Random seed - Githubissues

fra31 / auto-attack

Code relative to "Reliable evaluation of adversarial robustness with an ensemble of diverse parameter-free attacks"

https://arxiv.org/abs/2003.01690

MIT License

656 stars 112 forks source link

Random seed #54

Closed kaustubhsridhar closed 3 years ago

kaustubhsridhar commented 3 years ago

Hi, I am a big fan of autoattack and robustbench. The centralization/standardization of adversarial robustness is so helpful. :)

I'm working on a new approach to adversarial robustness and am evaluating on autoattack.

Unfortunately, I can't exactly replicate the values on robustbench with a random seed of 0 or 1. Could you please share the random seed you use for the numbers on the leaderboard?

Thanks

fra31 commented 3 years ago

Hi,

glad to hear that you find our work useful!

Unfortunately there's no single seed used for all models, and for many of them it was a random one. This is for many reasons e.g. the code has been updated over time, some evaluations come from the authors and we just rerun them. In my experience, for standard defenses without randomization, the variance between different runs is very small, and often the same robust accuracy is found. Do you notice larger variations?
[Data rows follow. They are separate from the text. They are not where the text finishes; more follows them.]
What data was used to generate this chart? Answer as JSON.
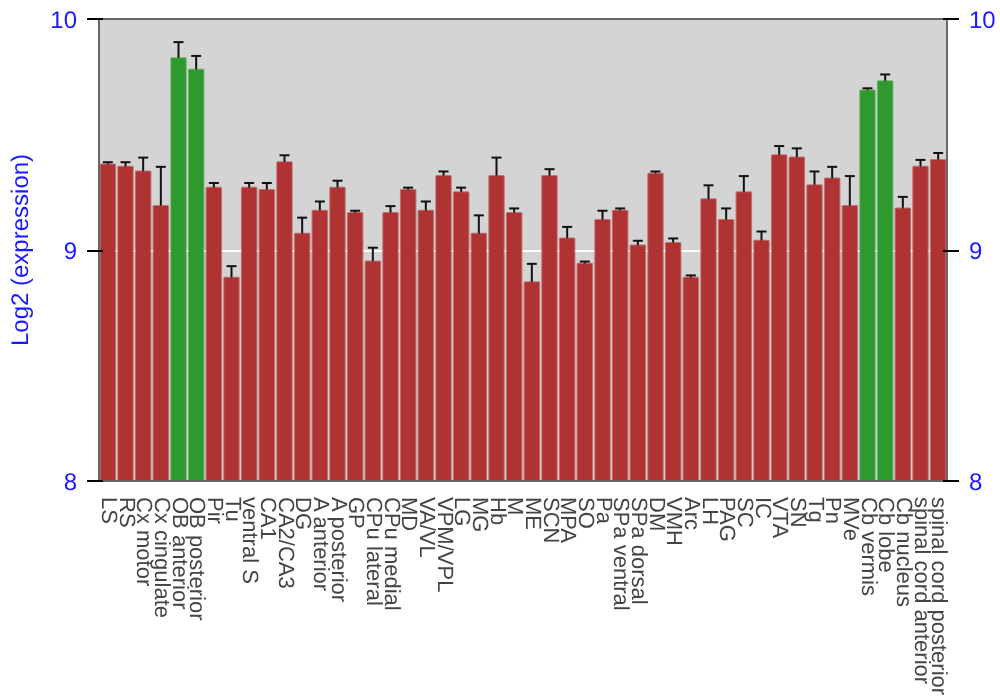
{
  "chart_data": {
    "type": "bar",
    "ylabel": "Log2 (expression)",
    "categories": [
      "LS",
      "RS",
      "Cx motor",
      "Cx cingulate",
      "OB anterior",
      "OB posterior",
      "Pir",
      "Tu",
      "ventral S",
      "CA1",
      "CA2/CA3",
      "DG",
      "A anterior",
      "A posterior",
      "GP",
      "CPu lateral",
      "CPu medial",
      "MD",
      "VA/VL",
      "VPM/VPL",
      "LG",
      "MG",
      "Hb",
      "M",
      "ME",
      "SCN",
      "MPA",
      "SO",
      "Pa",
      "SPa ventral",
      "SPa dorsal",
      "DM",
      "VMH",
      "Arc",
      "LH",
      "PAG",
      "SC",
      "IC",
      "VTA",
      "SN",
      "Tg",
      "Pn",
      "MVe",
      "Cb vermis",
      "Cb lobe",
      "Cb nucleus",
      "spinal cord anterior",
      "spinal cord posterior"
    ],
    "values": [
      9.37,
      9.36,
      9.34,
      9.19,
      9.83,
      9.78,
      9.27,
      8.88,
      9.27,
      9.26,
      9.38,
      9.07,
      9.17,
      9.27,
      9.16,
      8.95,
      9.16,
      9.26,
      9.17,
      9.32,
      9.25,
      9.07,
      9.32,
      9.16,
      8.86,
      9.32,
      9.05,
      8.94,
      9.13,
      9.17,
      9.02,
      9.33,
      9.03,
      8.88,
      9.22,
      9.13,
      9.25,
      9.04,
      9.41,
      9.4,
      9.28,
      9.31,
      9.19,
      9.69,
      9.73,
      9.18,
      9.36,
      9.39
    ],
    "errors": [
      0.01,
      0.02,
      0.06,
      0.17,
      0.07,
      0.06,
      0.02,
      0.05,
      0.02,
      0.03,
      0.03,
      0.07,
      0.04,
      0.03,
      0.01,
      0.06,
      0.03,
      0.01,
      0.04,
      0.02,
      0.02,
      0.08,
      0.08,
      0.02,
      0.08,
      0.03,
      0.05,
      0.01,
      0.04,
      0.01,
      0.02,
      0.01,
      0.02,
      0.01,
      0.06,
      0.05,
      0.07,
      0.04,
      0.04,
      0.04,
      0.06,
      0.05,
      0.13,
      0.01,
      0.03,
      0.05,
      0.03,
      0.03
    ],
    "colors": [
      "#b03333",
      "#b03333",
      "#b03333",
      "#b03333",
      "#2e9a2e",
      "#2e9a2e",
      "#b03333",
      "#b03333",
      "#b03333",
      "#b03333",
      "#b03333",
      "#b03333",
      "#b03333",
      "#b03333",
      "#b03333",
      "#b03333",
      "#b03333",
      "#b03333",
      "#b03333",
      "#b03333",
      "#b03333",
      "#b03333",
      "#b03333",
      "#b03333",
      "#b03333",
      "#b03333",
      "#b03333",
      "#b03333",
      "#b03333",
      "#b03333",
      "#b03333",
      "#b03333",
      "#b03333",
      "#b03333",
      "#b03333",
      "#b03333",
      "#b03333",
      "#b03333",
      "#b03333",
      "#b03333",
      "#b03333",
      "#b03333",
      "#b03333",
      "#2e9a2e",
      "#2e9a2e",
      "#b03333",
      "#b03333",
      "#b03333"
    ],
    "ylim": [
      8,
      10
    ],
    "yticks": [
      8,
      9,
      10
    ],
    "y2lim": [
      8,
      10
    ],
    "y2ticks": [
      8,
      9,
      10
    ],
    "grid": "y"
  }
}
kaustubhsridhar commented 3 years ago

Hi,

Thank you for the quick reply. :)

I noticed a not-so-small variation in TRADES (Zhang et al. 2019) where after retraining the WRN-34-10, I get 51.70% adversarial accuracy and not the 53.08% on robustbench. Part of this could be because I'm working with 8.0/255 instead of 0.031 but maybe also because of the random seed?

Thanks

fra31 commented 3 years ago

Using the slightly larger epsilon has definitely an impact, which might already close the gap. Also I think the randomness in retraining the model might significantly influence the robustness. From what I saw, different runs of AutoAttack might have some small fluctuations in the order of 0.02-0.03%.

kaustubhsridhar commented 3 years ago

Thanks for the numbers. Changing the epsilon does have an impact but randomness from retraining prevents me from getting the exact numbers on robust-bench. Thanks again.